Page 8 of Broken By It

“I’m not ready for this Bobby. Not here, not like this. It doesn’t feel right.”

“Come on Maritza, I’m ready. You can’t leave me hanging, hard and no relief.”

“Bobby, I said not here, not now. I didn’t say no ever.”

“I love you,” he whispers against my lips. He tries to kiss me again, I pull away.

“No.”

“Yes,” he mutters moving in pinning me to the bed with his weight over me.

His hand goes down my pants again. “I can make it good for you.”

Panic seizes me. I love him. How is this happening?

I shove at him, he pushes in closer, his mouth to mine, stifling my words. Bawling up my fists, I pound against his chest as the fear grips me. I try and fail to roll us over.

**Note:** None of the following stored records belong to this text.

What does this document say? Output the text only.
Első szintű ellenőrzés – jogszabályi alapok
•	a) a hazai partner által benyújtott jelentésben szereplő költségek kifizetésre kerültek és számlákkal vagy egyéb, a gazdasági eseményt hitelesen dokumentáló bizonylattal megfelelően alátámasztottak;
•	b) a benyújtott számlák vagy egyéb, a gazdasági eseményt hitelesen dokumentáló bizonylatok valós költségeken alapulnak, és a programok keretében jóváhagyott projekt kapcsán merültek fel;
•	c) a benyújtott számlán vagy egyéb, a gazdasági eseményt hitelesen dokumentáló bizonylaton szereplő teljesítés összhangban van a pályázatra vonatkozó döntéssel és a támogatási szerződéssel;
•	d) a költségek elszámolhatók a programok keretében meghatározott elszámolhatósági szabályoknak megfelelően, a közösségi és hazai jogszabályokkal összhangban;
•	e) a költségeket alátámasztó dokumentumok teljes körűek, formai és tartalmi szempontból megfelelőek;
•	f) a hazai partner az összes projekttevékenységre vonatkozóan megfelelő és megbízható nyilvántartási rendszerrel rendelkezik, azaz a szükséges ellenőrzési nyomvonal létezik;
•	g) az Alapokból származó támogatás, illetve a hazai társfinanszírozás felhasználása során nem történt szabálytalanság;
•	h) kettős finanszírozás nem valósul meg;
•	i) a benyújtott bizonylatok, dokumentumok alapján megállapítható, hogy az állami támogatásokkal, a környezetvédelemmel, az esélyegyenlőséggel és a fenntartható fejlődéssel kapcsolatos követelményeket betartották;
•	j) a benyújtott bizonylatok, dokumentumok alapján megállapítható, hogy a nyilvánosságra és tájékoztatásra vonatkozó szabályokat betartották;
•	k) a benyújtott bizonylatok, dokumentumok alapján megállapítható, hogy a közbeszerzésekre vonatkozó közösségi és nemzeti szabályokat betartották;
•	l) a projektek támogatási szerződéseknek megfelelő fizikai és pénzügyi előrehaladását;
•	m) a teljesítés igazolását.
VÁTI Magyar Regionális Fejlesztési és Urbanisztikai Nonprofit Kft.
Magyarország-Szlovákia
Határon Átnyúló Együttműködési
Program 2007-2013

He has me under him with all the control.

“She said no!” Mariella yells coming into my room.

Immediately, Bobby pulls away. I take the moment to jump up from my bed and away from him. He stands, his erection making a tent in his pants. He stalks over to us as I stand beside my sister.

“She said no, Bobby,” she reminds him. “You need to go home.”

“And if I don’t?” he taunts.

“Bobby, don’t make this worse, just go home,” I plead.

He steps into our space. “Maybe I’ll just let Mariella here watch as you give it up. Maritza, you said you wanted this as much as me.”

He’s right I did say that. Only when it came down to it, I couldn’t. I shake my head speechless. How can he say he loves me and talk to me like this?

“Don’t be a dick tease.”

“If that isn’t the most teenage boy thing to say,” Mariella challenges him.

Closing in on my sister, everything happens so fast and in slow motion at the same time. Her hand curls up into a fist, she swings, connecting with Bobby’s face. Blood immediately shoots everywhere.

He takes off muttering, “not worth the trouble anymore, it’s over.”

Just like that a year of being in love is gone. So is his picture-perfect straight nose.

The next day at school, he told anyone who would listen I broke his nose while he was eating me out because I was pushing so hard on his face. I didn’t correct the lie. I didn’t care. Heartbreak numbed me, I guess. Or maybe I didn’t care what anyone willing to believe his lie thought. I knew my truth.

I thought I would be with him forever. Then forever only made it to third base. Bobby is in prison now. Serving time for a break in at his workplace. Not his first incarceration. He likes to steal things apparently and he doesn’t seem to be very good since he keeps getting caught. I dodged a bullet getting away from him. Doesn’t mean it didn’t suck at the time.

Mariella held me while I cried, rented every comedy she could find, and ate popcorn and snacks with me every night for a week. Once we ran out of good comedies, she moved on toaction movies and it became our new Friday night ritual. Movie, snacks, and sisterhood. When I moved out, it became a thing to have Dia join us for movie night.

When Bobby was arrested, Mariella somehow learned of it first. She brought home cupcakes from a local bakery, and we celebrated. It’s not in my nature to celebrate someone else’s pain. I can’t explain why I did it, but I did, and I enjoyed laughing at his troubles. Plus, frosting makes everything feel better, right?

Maybe it’s why I have bad luck in love now. Karma of sorts for finding joy in his misery. I was wrong to enjoy his downfall. Some wounds cut deep. I thought he was someone special. I thought we had this love. The kind like my parents.

I was wrong.

We were far too young, immature, and I was naïve. There was no way it would last even if we had sex.

I can see it clearly now. In the moment, I was shattered. He was the first person I opened up to. I shared my secrets, my insecurities, my dreams. He wasn’t mature enough and neither was I. We weren’t meant to be.

Sure, I’ve dated since then, but not much. I don’t mind being alone. Connection matters and so far, I haven’t been lucky enough to find someone I can build a friendship with.